With Davis, Dynatrace enables rapid MTTR for SRE and DevOps teams by identifying the path to the root causes of detected problems.

With the increasing complexity of cloud-native environments, the number of observed signals grows, as does the effort required for humans to find and analyze these signals. This increased complexity makes it impossible to analyze all relevant situations. The proper focus and best optimization level must be chosen wisely to get the most out of the available time.

Just one click to your preventive analysis

Dynatrace now goes a step further and makes it possible for SREs and DevOps to perform proactive exploratory analysis of observability signals with intelligent answers. This is done by extending our Davis AI engine with a new capability that considers domain and topology knowledge. This significantly reduces the time needed to assess and analyze potential problems and helps prevent production outages.

If one or more anomalies occur, all relevant observability data in the domain context can be displayed with just one click. This is done without the need to create custom dashboards and is complemented by efficient analysis capabilities that automatically guide SREs to potential root causes of anomalies, enabling more efficient work and freeing up time for essential workflows.

“The work of SREs and platform owners is becoming increasingly complex due to the explosion of information that we need to deal with to operate a production environment properly. With Davis exploratory analysis we can now automatically analyze thousands of signals before incidences even arise. This saves valuable time for engineers and architects for innovation.” Henrik Rexed, Open-Source Advocate

Let’s look at an example related to Kubernetes.

Example: Unintended side effects of introducing service mesh technology

With the distribution of Kubernetes, there is growing interest in using service mesh technology to add secure service-to-service communication and fine-grained management of ingress/egress traffic rules while keeping platform operations teams in the driver’s seat.

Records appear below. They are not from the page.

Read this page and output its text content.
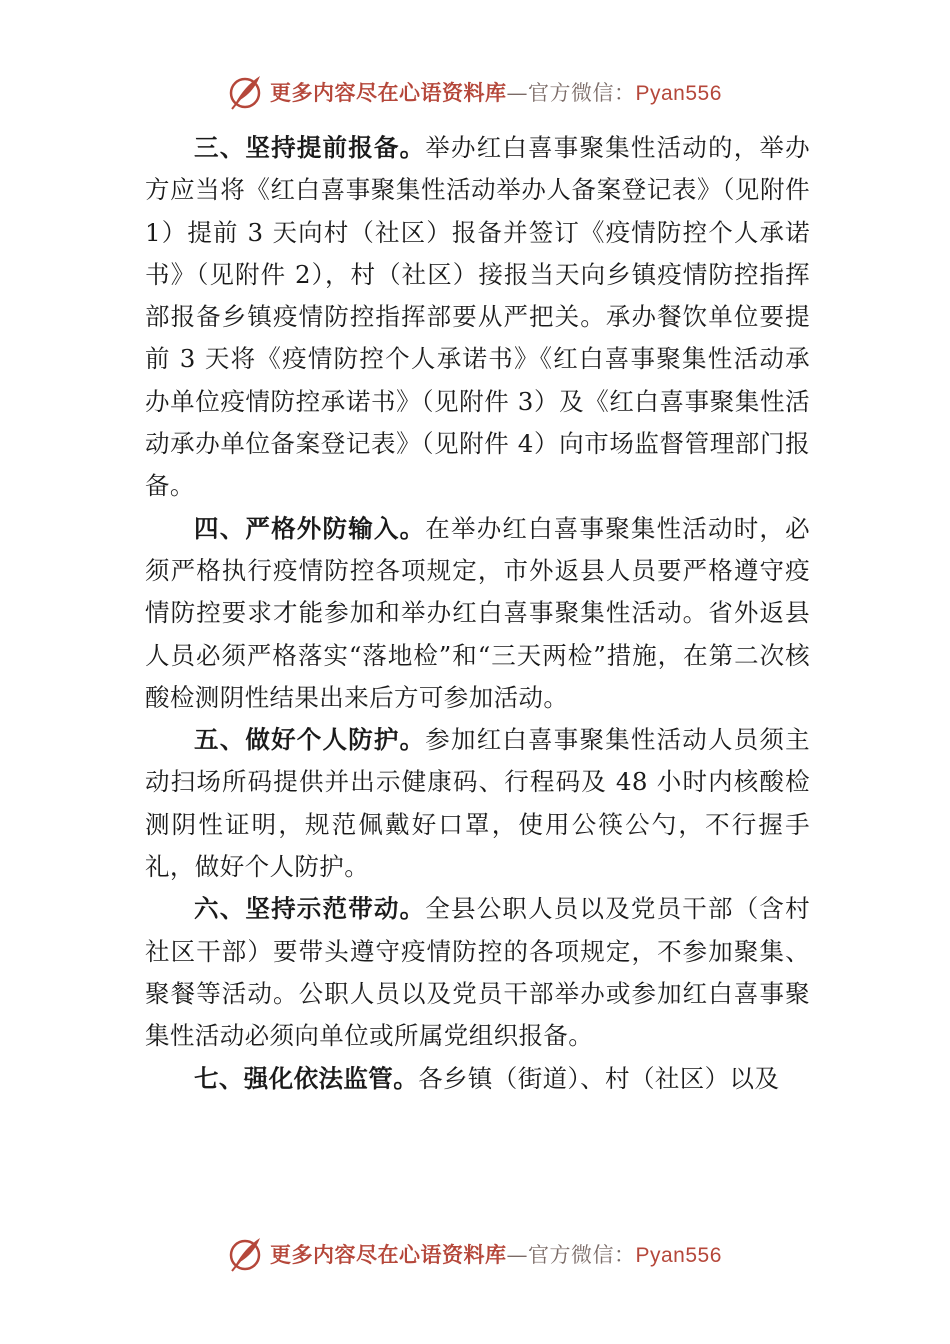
更多内容尽在心语资料库—官方微信：Pyan556

三、坚持提前报备。举办红白喜事聚集性活动的，举办方应当将《红白喜事聚集性活动举办人备案登记表》（见附件 1）提前 3 天向村（社区）报备并签订《疫情防控个人承诺书》（见附件 2），村（社区）接报当天向乡镇疫情防控指挥部报备乡镇疫情防控指挥部要从严把关。承办餐饮单位要提前 3 天将《疫情防控个人承诺书》《红白喜事聚集性活动承办单位疫情防控承诺书》（见附件 3）及《红白喜事聚集性活动承办单位备案登记表》（见附件 4）向市场监督管理部门报备。

四、严格外防输入。在举办红白喜事聚集性活动时，必须严格执行疫情防控各项规定，市外返县人员要严格遵守疫情防控要求才能参加和举办红白喜事聚集性活动。省外返县人员必须严格落实“落地检”和“三天两检”措施，在第二次核酸检测阴性结果出来后方可参加活动。

五、做好个人防护。参加红白喜事聚集性活动人员须主动扫场所码提供并出示健康码、行程码及 48 小时内核酸检测阴性证明，规范佩戴好口罩，使用公筷公勺，不行握手礼，做好个人防护。

六、坚持示范带动。全县公职人员以及党员干部（含村社区干部）要带头遵守疫情防控的各项规定，不参加聚集、聚餐等活动。公职人员以及党员干部举办或参加红白喜事聚集性活动必须向单位或所属党组织报备。

七、强化依法监管。各乡镇（街道）、村（社区）以及

更多内容尽在心语资料库—官方微信：Pyan556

In this example, a K8s platform operator installs a service mesh that uses a sidecar container as a proxy managing the communication with the various services of the cluster. This introduces an unwanted pattern when used with CronJobs. The sidecar container remains active even when the job is already completed. Since a CronJob pod is only deleted after all containers have been stopped, such pods continue to run and block the requested resources indefinitely. These “zombie” pods are never removed without human intervention, resulting in an accumulation of blocked but unused resources. In this case, a CronJob that creates a new pod every time it runs is executed periodically, for example, once an hour. This leads to systematic growth of used resources and could lead to an unhealthy cluster where zombie pods slowly consume all the resources of the nodes and negatively impact the cluster-health SLO. The SLO provides a ratio of the number of healthy nodes to unhealthy nodes. The SRE begins investigating this issue when less than 90% of the nodes are healthy.

Avoid the zombie-pod apocalypse with Davis exploratory analysis

Now let’s look at how to diagnose and prevent such a zombie-pod apocalypse, which can occur when introducing service meshes or other tools deployed via sidecar containers. You’ll see how to prevent zombie pods and how Kubernetes best practices could have reduced the impact of this problem.

First, the SRE notices a deviation in an SLO representing the health of the K8s cluster.

The SRE needs to identify the namespace that’s consuming this cluster CPU. Looking at the “Kubernetes cluster overview,” it’s clear that the Otel-demo namespace is the namespace allocating most of the CPU requests of the cluster.

With this knowledge, the SRE analyzes the otel-demo namespace and notices a time frame during which there were multiple CPU resource spikes. The SRE selects this time frame for Davis exploratory analysis, which takes domain knowledge and topological context into account, and analyzes the problematic workload.

This workload is a CronJob, which creates new pods that run concurrently, rather than sequentially. This CronJob is responsible for the increased CPU usage due to the accumulation of running pods.

Looking at the loadgeneratorservice workload, the SRE can further analyze the reasons behind the increased number of pods. The available resources are not able to serve the increased load. At this point, the SRE contacts the K8s operator, notifying them that they need to immediately scale their nodes horizontally or vertically to remediate the issue.

Following this initial bandaid solution of adding resources, the K8s operator can dig deeper into the problem. Using Dynatrace to analyze the details of the pod, the K8s operator understands that, while the job container has already exited successfully, the sidecar proxy injected by the service mesh is still running, which prevents the pod from stopping and being deleted.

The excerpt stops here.